El rostro del Centro Jane Austen 2013

Guía del Centro Jane Austen ElleCada año en el Centro Jane Austen seleccionamos a un miembro del personal para que nos represente en marketing y publicidad como el Rostro del Centro Jane Austen. Nuestro personal disfruta del proceso. Contratamos a un fotógrafo profesional y dedicamos bastante tiempo a conseguir el aspecto perfecto. Elle lleva su traje de guía y un gorro de terciopelo. Ella está adornada con un abanico de encaje, guantes de encaje y un collar de perlas. Normalmente, nuestros guías no usan estos accesorios, ¡pero ahora todos sentimos que deberían hacerlo! Invertiremos en algunos artículos más importantes para que todos los usen. Quizás recuerde haber visto a otros miembros del personal en el mismo rol. Hace 2 años fue Becca, nuestra directora de la tienda de regalos en línea, el año pasado fue Jennie la directora del centro y este año es Elle una de nuestras guías. Ella se ve muy bien, ¿no crees? Foto por Owen Benson  

Colores en Regency Fashion

Colores son siempre parte integral de la moda y los nombres dados a los nuevos tonos de la temporada son tan imaginativos como confusos. Donde los gurús de las tendencias de 2006 nos empujan a la berenjena, la gasolina, la frambuesa, la mostaza y el musgo; sus homólogos de hace dos siglos no tardaron en instar a sus lectoras a vestir coquelicot, canario, pomona, jonquil o puce. Pero, ¿cómo se veían realmente los colores? Si bien el marfil, la rosa, el melocotón y la lavanda son bastante fáciles de entender, otros son más oscuros.
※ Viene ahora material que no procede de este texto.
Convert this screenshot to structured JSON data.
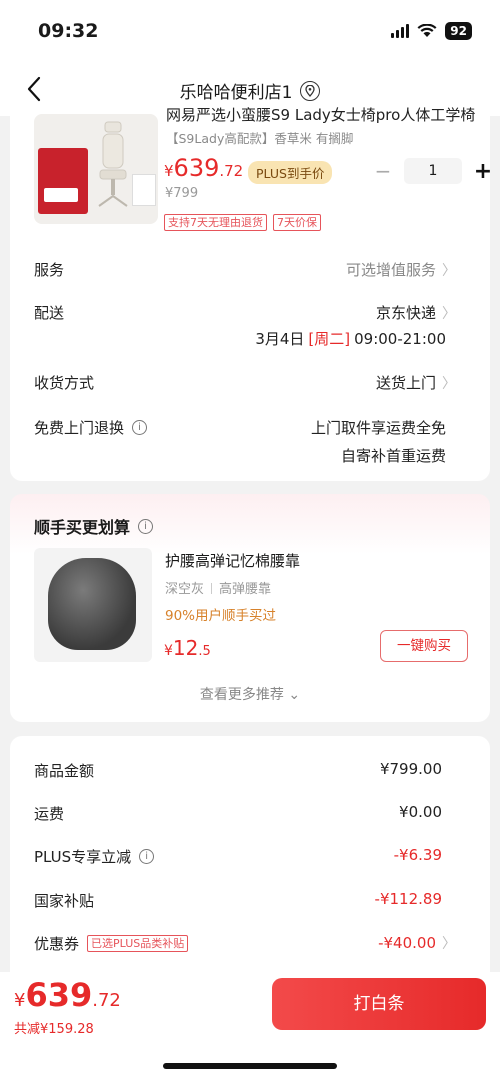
{
  "status": {
    "time": "09:32",
    "battery": "92"
  },
  "nav": {
    "title": "乐哈哈便利店1"
  },
  "product": {
    "title": "网易严选小蛮腰S9 Lady女士椅pro人体工学椅",
    "spec": "【S9Lady高配款】香草米 有搁脚",
    "price_currency": "¥",
    "price_int": "639",
    "price_dec": ".72",
    "plus_badge": "PLUS到手价",
    "quantity": "1",
    "original_price": "¥799",
    "tags": [
      "支持7天无理由退货",
      "7天价保"
    ],
    "thumb_badge": "799"
  },
  "rows": {
    "service": {
      "label": "服务",
      "value": "可选增值服务"
    },
    "delivery": {
      "label": "配送",
      "value": "京东快递",
      "date": "3月4日",
      "weekday": "[周二]",
      "time": "09:00-21:00"
    },
    "receive": {
      "label": "收货方式",
      "value": "送货上门"
    },
    "free_return": {
      "label": "免费上门退换",
      "value1": "上门取件享运费全免",
      "value2": "自寄补首重运费"
    }
  },
  "addon": {
    "section_title": "顺手买更划算",
    "name": "护腰高弹记忆棉腰靠",
    "spec1": "深空灰",
    "spec2": "高弹腰靠",
    "percent": "90%用户顺手买过",
    "price_currency": "¥",
    "price_int": "12",
    "price_dec": ".5",
    "buy_label": "一键购买",
    "more_label": "查看更多推荐"
  },
  "summary": {
    "goods_label": "商品金额",
    "goods_value": "¥799.00",
    "shipping_label": "运费",
    "shipping_value": "¥0.00",
    "plus_label": "PLUS专享立减",
    "plus_value": "-¥6.39",
    "subsidy_label": "国家补贴",
    "subsidy_value": "-¥112.89",
    "coupon_label": "优惠券",
    "coupon_tag": "已选PLUS品类补贴",
    "coupon_value": "-¥40.00"
  },
  "bottom": {
    "price_currency": "¥",
    "price_int": "639",
    "price_dec": ".72",
    "saving": "共减¥159.28",
    "pay_label": "打白条"
  },
  "colors": {
    "accent": "#e62a2a",
    "plus_gold": "#f9e4b2",
    "orange": "#d7822b"
  },
  "icons": [
    "back-icon",
    "location-pin-icon",
    "info-icon",
    "chevron-right-icon",
    "chevron-down-icon",
    "signal-icon",
    "wifi-icon",
    "battery-icon"
  ]
}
Muchos colores recibieron nombres de plantas; las rosas son de un rojo rosado y la lavanda de un delicado violeta grisáceo pálido. La pizarra, un gris oscuro que recuerda a los adoquines, era popular para los vestidos de montar y caminar, mientras que los morados claros, como el violeta o el lila, adornaban a muchas doncellas modestas. En la época de Jane Austen, los tintes eran costosos, los pigmentos estaban hechos de sustancias naturales y los tonos resultantes bastante apagados en comparación con nuestros tintes artificiales modernos, por lo que incluso un amarillo brillante no sería tan brillante como imaginamos. Pocos pigmentos no destiñen; muchos se desvanecieron a la luz del sol o corrieron en el lavado.